Friday, May 24, 2013


 The border at the front of the house at Heronswood. May 2013

 The pond near the house. May 2013

The kitchen garden, or potager.  This is an excellent use of the formal style to contain vegetables & give structure to a kitchen garden.  In gardens such as this, there are echoes of baroque France.

This is a folly in the woodland garden. The structure, which is part fountain & part Greek temple with a definite air of ruination, was built in a style popular in gardens during the late 1980s & early 1990s in the Seattle area.  It falls into the category of postmodern architecture.  If it remains, I'm sure it will be interesting from a historical perspective.

 Hosta & Ferns. May 2013

Kniphofia northiae, one of the uncommon plants to be found at Heronswood. May 2013

Thanks to Max P. for identifying this as Symphytum x uplandicum 'Axminster Gold'  There are no plant tags at Heronswood.
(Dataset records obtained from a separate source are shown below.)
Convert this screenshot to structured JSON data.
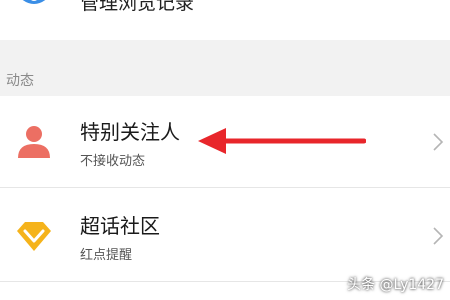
{
  "top_item": {
    "label": "管理浏览记录",
    "icon": "eye-icon"
  },
  "section": {
    "title": "动态"
  },
  "items": [
    {
      "title": "特别关注人",
      "subtitle": "不接收动态",
      "icon": "person-icon",
      "icon_color": "#ec6f63"
    },
    {
      "title": "超话社区",
      "subtitle": "红点提醒",
      "icon": "diamond-icon",
      "icon_color": "#f5b31b"
    }
  ],
  "annotation": {
    "arrow_color": "#e8262b"
  },
  "watermark": "头条 @Ly1427"
}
Heronswood is quite a famous place among plant enthusiasts in the Seattle area & known around the world by horticulturalists familiar with the botanical collections of Dan Hinkley, who established the gardens & a nursery with his partner Robert Jones on 15 acres on the Kitsap Peninsula outside of Kingston, WA in 1987.  They lived in a house on the property.  The gardens have been featured internationally as an example of creative, environmentally sensitive & botanically impressive garden design.

The garden & nursery business were bought by the W. Atlee Burpee Company for close to $4.5 million in 2000.  Burpee closed the garden in 2006 & moved many of the nursery plants to sites on the east coast.  The Heronswood botanical garden and Heronswood Nursery Company was sold to the Port Gamble S’Klallam Tribe in 2012.  Burpee originally asked $11 million for the property.  The tribe bought it for less than $1 million.

In 2001, Valerie Easton wrote for the Seattle Times: Last summer, gardeners gasped over the sale of homegrown Heronswood to W. Atlee Burpee. It seemed an unlikely union. Heronswood has a worldwide reputation for being first with "gotta-have-it" plants, while Burpee's image is as stodgy as the familiar annuals and vegetable seed it has offered for 125 years. But why would Heronswood, with all its success and even adulation, join forces with Burpee? Hinkley says they weren't looking to sell, but explains, "Robert and I were drowning in the responsibilities of this thing we had created . . . there was no down time."

Hinkley and Jones plan to make good use of that newfound time. They'll continue to manage the nursery. Jones, an architect, is designing a new house, where they look forward to having a smaller, private garden. Hinkley is scheduled to give 57 talks in several countries this year, hopes to finish the three books he is writing, and plans to devote more time to expeditions. He'll journey twice to Europe and Japan this spring and then to Nepal or southeast Tibet in the autumn, bringing back yet more plants to excite us.

In 2006, Anne Raver wrote for the New York Times: On May 30, the Heronswood Nursery gardens in Kingston, Wash., the horticultural paradise that Daniel J. Hinkley and Robert Jones started 19 years ago with a single truckload of rare plants — which eventually grew into a collection that would change the face of American gardening — were closed by W. Atlee Burpee & Company, the nursery's corporate owner. Mr. Hinkley said in a telephone interview that George Ball, Burpee's C.E.O., and three of his staff members came that day from Burpee's Pennsylvania properties to dismiss Mr. Hinkley and most of the nursery's 24 employees. 

Heronswood opened to the public for the 1st time in 7 years on May 18, 2013.  As you might expect, the gardens don't look as nice as they once did.  I haven't been there since before it was sold in 2000.  But the place was not a disappointment.  One would hope to see steady improvement in the future.


Patty said...

Looking at the wonderful photos and then reading your comment that the gardens are not as wonderful as they once were, boggles my mind. They seem amazing to me, but perhaps you need to be up close and personal. I remember reading when Heronswood was sold and the outcry from the public. I am glad to hear someone is rescuing such a fantastic property.

Jordan Jackson said...

I hadn't seen Heronswood in at least 10 years. It was more impressive then, more full of plants, particularly in the woodland garden, where I didn't get any good photos.

Anonymous said...

The unidentified plant looks like a Symphtum x uplandicum 'Axminster Gold'
-Max P.

Jordan Jackson said...

Thank you Max P. That was good to know.